Ulteriori analisi portano il professor Martin a una conclusione paradossale. Rivelando gli errori di calcolo del progetto bolscevico, iniziato con i meravigliosi ideali di "azione positiva", scrive: "I russi in Unione Sovietica sono sempre stati una nazione" scomoda "- troppo grande per ignorare, ma allo stesso tempo troppo pericoloso dargli lo stesso status istituzionale di altre grandi nazionalità del Paese".
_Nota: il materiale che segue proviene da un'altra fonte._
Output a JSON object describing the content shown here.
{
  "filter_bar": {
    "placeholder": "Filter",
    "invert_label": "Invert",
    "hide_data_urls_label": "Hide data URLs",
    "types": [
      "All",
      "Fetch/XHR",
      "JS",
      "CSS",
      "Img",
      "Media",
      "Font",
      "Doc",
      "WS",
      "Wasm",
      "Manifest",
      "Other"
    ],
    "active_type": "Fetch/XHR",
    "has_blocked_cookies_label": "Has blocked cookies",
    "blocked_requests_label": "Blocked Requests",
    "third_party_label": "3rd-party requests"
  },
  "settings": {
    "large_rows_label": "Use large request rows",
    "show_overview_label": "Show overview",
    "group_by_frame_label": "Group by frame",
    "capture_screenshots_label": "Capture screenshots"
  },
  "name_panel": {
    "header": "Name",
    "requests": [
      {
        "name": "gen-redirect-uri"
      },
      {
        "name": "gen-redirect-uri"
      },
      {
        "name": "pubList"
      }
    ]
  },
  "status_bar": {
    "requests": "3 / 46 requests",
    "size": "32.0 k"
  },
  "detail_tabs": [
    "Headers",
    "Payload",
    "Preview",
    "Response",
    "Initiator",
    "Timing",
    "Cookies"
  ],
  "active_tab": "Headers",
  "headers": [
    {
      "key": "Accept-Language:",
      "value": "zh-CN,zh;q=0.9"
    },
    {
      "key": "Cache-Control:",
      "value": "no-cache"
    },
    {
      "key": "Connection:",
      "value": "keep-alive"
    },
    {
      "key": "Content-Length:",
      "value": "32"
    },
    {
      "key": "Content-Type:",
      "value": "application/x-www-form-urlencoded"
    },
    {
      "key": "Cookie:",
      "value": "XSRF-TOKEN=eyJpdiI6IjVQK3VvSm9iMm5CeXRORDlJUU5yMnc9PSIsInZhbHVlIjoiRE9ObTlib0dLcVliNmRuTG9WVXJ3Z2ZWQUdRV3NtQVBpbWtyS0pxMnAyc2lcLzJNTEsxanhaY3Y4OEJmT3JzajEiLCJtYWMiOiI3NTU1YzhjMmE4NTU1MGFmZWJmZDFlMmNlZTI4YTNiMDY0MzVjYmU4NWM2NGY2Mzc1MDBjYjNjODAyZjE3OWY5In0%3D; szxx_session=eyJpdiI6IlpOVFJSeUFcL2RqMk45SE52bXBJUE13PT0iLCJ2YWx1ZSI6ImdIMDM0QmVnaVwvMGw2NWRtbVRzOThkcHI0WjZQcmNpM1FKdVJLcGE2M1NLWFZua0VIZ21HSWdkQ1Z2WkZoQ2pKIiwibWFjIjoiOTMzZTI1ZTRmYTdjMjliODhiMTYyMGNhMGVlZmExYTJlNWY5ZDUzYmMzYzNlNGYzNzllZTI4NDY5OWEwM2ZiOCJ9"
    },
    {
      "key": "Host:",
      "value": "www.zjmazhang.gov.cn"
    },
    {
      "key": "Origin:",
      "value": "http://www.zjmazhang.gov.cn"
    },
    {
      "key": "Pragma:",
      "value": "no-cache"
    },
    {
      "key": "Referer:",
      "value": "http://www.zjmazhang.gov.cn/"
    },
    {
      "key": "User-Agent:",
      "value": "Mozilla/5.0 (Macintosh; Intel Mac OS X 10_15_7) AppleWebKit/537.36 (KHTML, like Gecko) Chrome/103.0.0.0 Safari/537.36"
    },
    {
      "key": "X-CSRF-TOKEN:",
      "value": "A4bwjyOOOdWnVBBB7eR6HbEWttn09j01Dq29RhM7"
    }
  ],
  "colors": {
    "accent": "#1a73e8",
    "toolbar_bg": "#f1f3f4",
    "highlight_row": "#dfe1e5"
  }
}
Ecco perché i padri fondatori dell'URSS "hanno insistito sul fatto che i russi non dovessero avere la propria repubblica nazionale a tutti gli effetti, o tutti gli altri privilegi nazionali che sono stati dati al resto dei popoli dell'URSS" (tra questi - la presenza di proprio Partito Comunista).

Sono emersi infatti due progetti federali: quello principale - quello sindacale e quello di subappalto - quello russo (solo formalmente equiparato ad altre repubbliche).

E alla fine (e il professore lo definisce il principale paradosso), caricando sulle spalle del popolo russo "grande potenza" la storica colpa dell'oppressione delle periferie nazionali, il partito bolscevico riuscì così a preservare la struttura dell'ex impero.

Era una strategia per mantenere il potere al centro ea livello locale: prevenire ad ogni costo il nazionalismo centrifugo dei popoli non russi. Ecco perché, al XII Congresso, il partito ha dichiarato come programma prioritario lo sviluppo delle lingue nazionali e la creazione di élite nazionali. Per far sembrare il potere sovietico come proprio, radice, e non "alieno", "Mosca" e (Dio non voglia!) "Russo", a questa politica è stato dato il nome generico di "indigenizzazione".

Nelle repubbliche nazionali, il neologismo è stato ridisegnato dopo le nazioni titolari - "Ucrainizzazione", "Bielorussianizzazione", "Uzbekizzazione", "Oirotizzazione" (Oirots - il vecchio nome degli Altaiani.- "O") eccetera.

Dall'aprile 1923 al dicembre 1932, organi centrali e locali del partito e sovietici emanarono centinaia di decreti e migliaia di circolari sviluppando e promuovendo questa direttiva.

Si trattava della formazione di un nuovo partito e di una nomenclatura amministrativa sui territori (basata sull'enfasi nazionale nella selezione del personale), nonché sull'espansione immediata della sfera dell'uso delle lingue dei popoli dell'URSS.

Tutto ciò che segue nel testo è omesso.